Posts

Sorted by New

Wiki Contributions

Comments

Sorted by
LTM50

One method of keeping humans in key industrial processes might be expanding credentialism. Individuals remaining control even when the majority of the thinking isn't done by them has always been a key part of any hierarchical organisation.

Legally speaking, certain key tasks can only be performed by qualified accountants, auditors, lawyers, doctors, elected officials and so on. 

It would not be good for short term economic growth. However, legally requiring that certain tasks be performed by people with credentials machines are not eligible for might be a good (though absolutely not perfect) way of keeping humans in the loop. 

LTM10

Broadly agree, in that most safety research expands control over systems and our understanding of them, which can be abused by a bad actor.

This problem is encountered by for-profit companies, where profit is on the lines instead of catastrophe. They too have R&D departments and research directions which have the potential for misuse. However, this research is done inside a social environment (the company) where it is only explicitly used to make money.

To give a more concrete example, improving self-driving capabilities also allows the companies making the cars to intentionally make them run people down if they so wish. The more advanced the capabilities, the more precise they can be in deploying their pedestrian-killing machines onto the roads. However, we would never expect this to happen as this would clearly demolish the profitability of a company and result in the cessation of these activities.

AI safety research is not done in this kind of environment at present whatsoever. However, it does seem to me that these kinds of institutions that carefully vet research and products, only releasing them when they remain beneficial, are possible. 

LTM20

Really fascinating stuff! I have a (possibly answered) question about how using expert updates on other expert prediction might be valuable.

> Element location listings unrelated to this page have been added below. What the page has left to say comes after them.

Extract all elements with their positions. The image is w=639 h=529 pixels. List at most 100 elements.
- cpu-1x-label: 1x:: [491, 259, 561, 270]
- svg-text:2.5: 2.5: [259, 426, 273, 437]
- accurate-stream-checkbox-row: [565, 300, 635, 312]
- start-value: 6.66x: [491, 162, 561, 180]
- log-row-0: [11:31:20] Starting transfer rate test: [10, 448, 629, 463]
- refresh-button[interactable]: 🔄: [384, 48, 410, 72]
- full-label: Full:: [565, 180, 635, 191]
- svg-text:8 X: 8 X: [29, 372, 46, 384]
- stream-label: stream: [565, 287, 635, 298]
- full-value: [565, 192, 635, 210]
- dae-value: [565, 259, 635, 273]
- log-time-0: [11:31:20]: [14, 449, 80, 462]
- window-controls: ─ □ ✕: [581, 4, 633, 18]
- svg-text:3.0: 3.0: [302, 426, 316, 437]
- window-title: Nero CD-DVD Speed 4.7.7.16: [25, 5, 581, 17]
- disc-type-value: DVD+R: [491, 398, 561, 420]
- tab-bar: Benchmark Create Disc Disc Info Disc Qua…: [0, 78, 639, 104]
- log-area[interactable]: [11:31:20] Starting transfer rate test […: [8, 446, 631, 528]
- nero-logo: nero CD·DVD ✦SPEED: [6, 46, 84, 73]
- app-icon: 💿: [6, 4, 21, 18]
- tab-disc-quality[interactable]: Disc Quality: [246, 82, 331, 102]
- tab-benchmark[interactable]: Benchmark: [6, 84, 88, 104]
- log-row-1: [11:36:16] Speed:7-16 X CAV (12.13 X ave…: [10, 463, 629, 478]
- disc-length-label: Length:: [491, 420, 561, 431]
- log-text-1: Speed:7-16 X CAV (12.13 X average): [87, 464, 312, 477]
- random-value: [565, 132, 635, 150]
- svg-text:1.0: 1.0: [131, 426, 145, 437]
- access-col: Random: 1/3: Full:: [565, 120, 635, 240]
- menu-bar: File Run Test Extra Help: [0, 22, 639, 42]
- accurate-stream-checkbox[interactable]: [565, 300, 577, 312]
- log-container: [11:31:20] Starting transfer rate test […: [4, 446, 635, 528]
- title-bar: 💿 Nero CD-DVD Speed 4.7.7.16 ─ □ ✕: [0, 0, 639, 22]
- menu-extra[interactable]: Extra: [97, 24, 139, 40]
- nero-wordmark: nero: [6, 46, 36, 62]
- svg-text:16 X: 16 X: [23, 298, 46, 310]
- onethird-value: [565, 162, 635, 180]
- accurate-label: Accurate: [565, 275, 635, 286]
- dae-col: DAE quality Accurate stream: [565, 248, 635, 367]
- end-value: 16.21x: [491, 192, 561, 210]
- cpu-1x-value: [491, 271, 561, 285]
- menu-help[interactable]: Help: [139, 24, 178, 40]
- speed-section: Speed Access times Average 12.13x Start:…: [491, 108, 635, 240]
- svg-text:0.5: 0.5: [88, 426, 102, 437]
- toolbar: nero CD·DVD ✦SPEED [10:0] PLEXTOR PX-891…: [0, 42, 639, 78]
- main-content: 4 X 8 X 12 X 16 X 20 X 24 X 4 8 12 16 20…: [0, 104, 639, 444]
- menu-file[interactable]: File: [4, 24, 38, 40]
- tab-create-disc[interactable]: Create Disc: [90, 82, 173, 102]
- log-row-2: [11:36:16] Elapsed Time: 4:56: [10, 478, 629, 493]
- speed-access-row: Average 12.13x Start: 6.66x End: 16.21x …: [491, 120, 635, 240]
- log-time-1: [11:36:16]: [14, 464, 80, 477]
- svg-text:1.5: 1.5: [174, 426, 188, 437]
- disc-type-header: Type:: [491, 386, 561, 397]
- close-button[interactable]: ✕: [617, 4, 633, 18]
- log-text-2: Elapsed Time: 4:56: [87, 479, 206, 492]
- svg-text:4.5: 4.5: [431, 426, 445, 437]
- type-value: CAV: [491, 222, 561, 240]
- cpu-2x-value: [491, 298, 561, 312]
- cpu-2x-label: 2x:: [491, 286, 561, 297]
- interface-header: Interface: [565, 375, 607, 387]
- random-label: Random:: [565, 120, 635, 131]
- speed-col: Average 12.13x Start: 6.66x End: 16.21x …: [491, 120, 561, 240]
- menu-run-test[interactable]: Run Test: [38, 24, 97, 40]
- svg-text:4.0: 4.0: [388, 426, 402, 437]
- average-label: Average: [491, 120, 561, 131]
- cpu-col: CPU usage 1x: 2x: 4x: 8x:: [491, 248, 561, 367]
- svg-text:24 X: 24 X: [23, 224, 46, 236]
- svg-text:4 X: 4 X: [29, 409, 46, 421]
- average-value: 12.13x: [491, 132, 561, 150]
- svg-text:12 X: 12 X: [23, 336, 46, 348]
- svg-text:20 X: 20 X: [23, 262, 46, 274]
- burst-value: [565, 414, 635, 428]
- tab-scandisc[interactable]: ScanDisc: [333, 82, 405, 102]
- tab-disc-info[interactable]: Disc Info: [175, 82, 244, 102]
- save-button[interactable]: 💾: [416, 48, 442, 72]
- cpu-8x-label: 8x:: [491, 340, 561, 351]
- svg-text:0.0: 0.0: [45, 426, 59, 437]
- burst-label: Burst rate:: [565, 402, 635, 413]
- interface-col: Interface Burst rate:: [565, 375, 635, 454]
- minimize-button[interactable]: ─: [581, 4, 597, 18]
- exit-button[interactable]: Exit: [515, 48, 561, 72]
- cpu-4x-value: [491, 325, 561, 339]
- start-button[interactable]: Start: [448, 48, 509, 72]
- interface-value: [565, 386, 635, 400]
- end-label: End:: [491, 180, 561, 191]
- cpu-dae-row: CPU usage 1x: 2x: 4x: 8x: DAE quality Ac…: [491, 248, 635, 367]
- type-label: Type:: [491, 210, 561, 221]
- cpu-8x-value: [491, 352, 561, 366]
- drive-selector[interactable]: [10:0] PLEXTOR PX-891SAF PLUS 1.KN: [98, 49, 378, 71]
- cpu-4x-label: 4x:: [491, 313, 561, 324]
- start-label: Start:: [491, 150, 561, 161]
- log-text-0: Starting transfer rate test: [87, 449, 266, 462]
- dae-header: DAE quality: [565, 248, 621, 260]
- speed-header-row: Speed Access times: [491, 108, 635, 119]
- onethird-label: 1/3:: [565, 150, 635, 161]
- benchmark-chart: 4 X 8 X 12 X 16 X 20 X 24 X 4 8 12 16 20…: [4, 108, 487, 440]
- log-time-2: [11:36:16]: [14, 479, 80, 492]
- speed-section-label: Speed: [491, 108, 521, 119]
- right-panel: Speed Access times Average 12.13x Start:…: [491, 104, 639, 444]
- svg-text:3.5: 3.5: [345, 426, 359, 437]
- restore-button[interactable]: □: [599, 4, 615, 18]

You discuss the negative impacts of allowing experts to aggregate themselves, or viewing one another's forecasts before initially submitting their own. Might there be value in allowing experts to submit multiple times, each time seeing the submitted predictions of a previous round? The final aggregation scheme would be able to not only assign a credence to each expert, but also gain a proxy for what credence the experts give to one another. In a more practical scenario where experts will talk if not collude, this might give better insight into how expert predictions are being created.

Thanks for taking the time to distill this work into a more approachable format - it certainly made the thesis more manageable!